Are You Serious?!

Okay.

If you haven't read one of my recent blogs, I explained how me and one of my close Guy friends were becoming friends with benefits.

And it just so happens that on one crazy drunken night, we made a small mistake. We weren't as precautious.

And on that night he knew he had messed up. And on top of that, I missed my monthly gift. Of course I DIDNT tell him this.

But he had lied to me and told me he used something when I know for a fact he didn't. I'm not an idiot.

Anyways, today. We were texting and I made a sly comment about us doing that. Just trying to lighten up the conversation because he was already being short with me. He was being boring and disconnected from the conversation. So I was joking around like I always do.
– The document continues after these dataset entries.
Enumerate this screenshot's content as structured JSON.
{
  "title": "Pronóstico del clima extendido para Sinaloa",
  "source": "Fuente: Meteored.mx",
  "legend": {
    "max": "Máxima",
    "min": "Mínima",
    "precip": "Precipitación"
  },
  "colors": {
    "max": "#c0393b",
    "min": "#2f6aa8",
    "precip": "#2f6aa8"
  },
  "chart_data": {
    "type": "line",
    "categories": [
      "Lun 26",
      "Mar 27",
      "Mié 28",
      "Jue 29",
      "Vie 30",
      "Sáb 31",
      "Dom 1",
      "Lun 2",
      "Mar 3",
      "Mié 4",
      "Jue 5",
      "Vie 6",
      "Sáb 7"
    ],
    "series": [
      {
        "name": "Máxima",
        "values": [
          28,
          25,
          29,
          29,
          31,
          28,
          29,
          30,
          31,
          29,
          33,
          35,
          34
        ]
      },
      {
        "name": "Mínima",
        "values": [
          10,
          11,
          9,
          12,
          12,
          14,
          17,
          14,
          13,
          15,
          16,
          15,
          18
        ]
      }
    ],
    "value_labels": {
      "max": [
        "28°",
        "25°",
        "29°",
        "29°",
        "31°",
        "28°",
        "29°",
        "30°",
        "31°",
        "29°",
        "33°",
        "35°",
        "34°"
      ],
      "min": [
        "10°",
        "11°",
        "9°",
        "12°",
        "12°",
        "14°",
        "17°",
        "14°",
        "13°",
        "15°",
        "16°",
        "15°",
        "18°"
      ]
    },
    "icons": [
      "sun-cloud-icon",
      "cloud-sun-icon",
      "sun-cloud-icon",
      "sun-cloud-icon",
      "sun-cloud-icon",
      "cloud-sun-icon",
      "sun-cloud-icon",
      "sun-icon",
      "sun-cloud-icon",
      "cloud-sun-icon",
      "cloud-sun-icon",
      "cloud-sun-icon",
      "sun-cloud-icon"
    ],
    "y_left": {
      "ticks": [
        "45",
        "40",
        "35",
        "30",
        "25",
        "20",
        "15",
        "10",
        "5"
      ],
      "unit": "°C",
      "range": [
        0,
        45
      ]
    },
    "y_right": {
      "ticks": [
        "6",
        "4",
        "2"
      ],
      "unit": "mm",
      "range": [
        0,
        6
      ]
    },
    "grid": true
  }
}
And all of the sudden, he says he would shoot himself if he ever had a kid right now.

okay.

WHAT THE FUCK?

I know we are young. So it is a valid statement to make. I mean he wouldn't literally. But he was trying to prove the intensity he felt about it.

BUT.

It is the reason he said this that pissed me off. He lied to me and told me he was careful when he wasn't. And on top of that you are going to act like a bitch toward me when it isn't my fault? I haven't done anything? What. Do you think I want to have a child right now? Did I force you? No.
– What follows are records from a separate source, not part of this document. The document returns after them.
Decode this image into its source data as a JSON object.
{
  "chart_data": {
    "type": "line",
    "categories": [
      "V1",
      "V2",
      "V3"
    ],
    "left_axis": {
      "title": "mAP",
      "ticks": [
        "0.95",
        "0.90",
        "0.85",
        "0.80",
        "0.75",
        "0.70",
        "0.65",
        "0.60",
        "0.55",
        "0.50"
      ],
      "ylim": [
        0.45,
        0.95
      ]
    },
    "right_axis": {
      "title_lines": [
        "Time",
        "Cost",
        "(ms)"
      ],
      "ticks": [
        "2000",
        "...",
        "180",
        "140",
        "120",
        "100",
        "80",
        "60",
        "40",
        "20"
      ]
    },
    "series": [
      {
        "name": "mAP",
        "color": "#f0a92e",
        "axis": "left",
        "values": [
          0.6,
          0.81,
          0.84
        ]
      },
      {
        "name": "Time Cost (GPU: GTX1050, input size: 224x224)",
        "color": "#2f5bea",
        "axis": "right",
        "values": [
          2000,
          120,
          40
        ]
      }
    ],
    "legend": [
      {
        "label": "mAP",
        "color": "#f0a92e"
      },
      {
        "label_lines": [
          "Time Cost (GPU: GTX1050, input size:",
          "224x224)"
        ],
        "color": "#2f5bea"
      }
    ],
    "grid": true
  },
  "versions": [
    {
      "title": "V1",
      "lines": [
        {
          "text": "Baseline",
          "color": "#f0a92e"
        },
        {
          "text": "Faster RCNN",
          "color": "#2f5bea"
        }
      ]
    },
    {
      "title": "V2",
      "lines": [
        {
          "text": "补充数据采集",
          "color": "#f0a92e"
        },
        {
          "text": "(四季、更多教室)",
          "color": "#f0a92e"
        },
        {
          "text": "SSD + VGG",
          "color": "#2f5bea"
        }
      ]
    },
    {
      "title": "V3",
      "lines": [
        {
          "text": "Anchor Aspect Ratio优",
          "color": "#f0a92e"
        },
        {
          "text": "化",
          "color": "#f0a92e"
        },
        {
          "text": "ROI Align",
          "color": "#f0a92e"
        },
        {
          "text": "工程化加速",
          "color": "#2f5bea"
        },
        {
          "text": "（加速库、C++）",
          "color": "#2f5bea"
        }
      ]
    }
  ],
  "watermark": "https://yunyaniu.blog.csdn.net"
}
Now I am not saying we weren't both to blame. Because I am to blame too. I should pay more attention. But of course the keg standing and heat of the situation didn't help at all..

But really?

Is it necessary for you to say such things when you know there is a chance? That just freaks me out worse! Now I am positive I will have no support from you if there really is one. He said this because heis scared. Well I am too?

I don't know. It just really hurts me to know how alone I really am in this.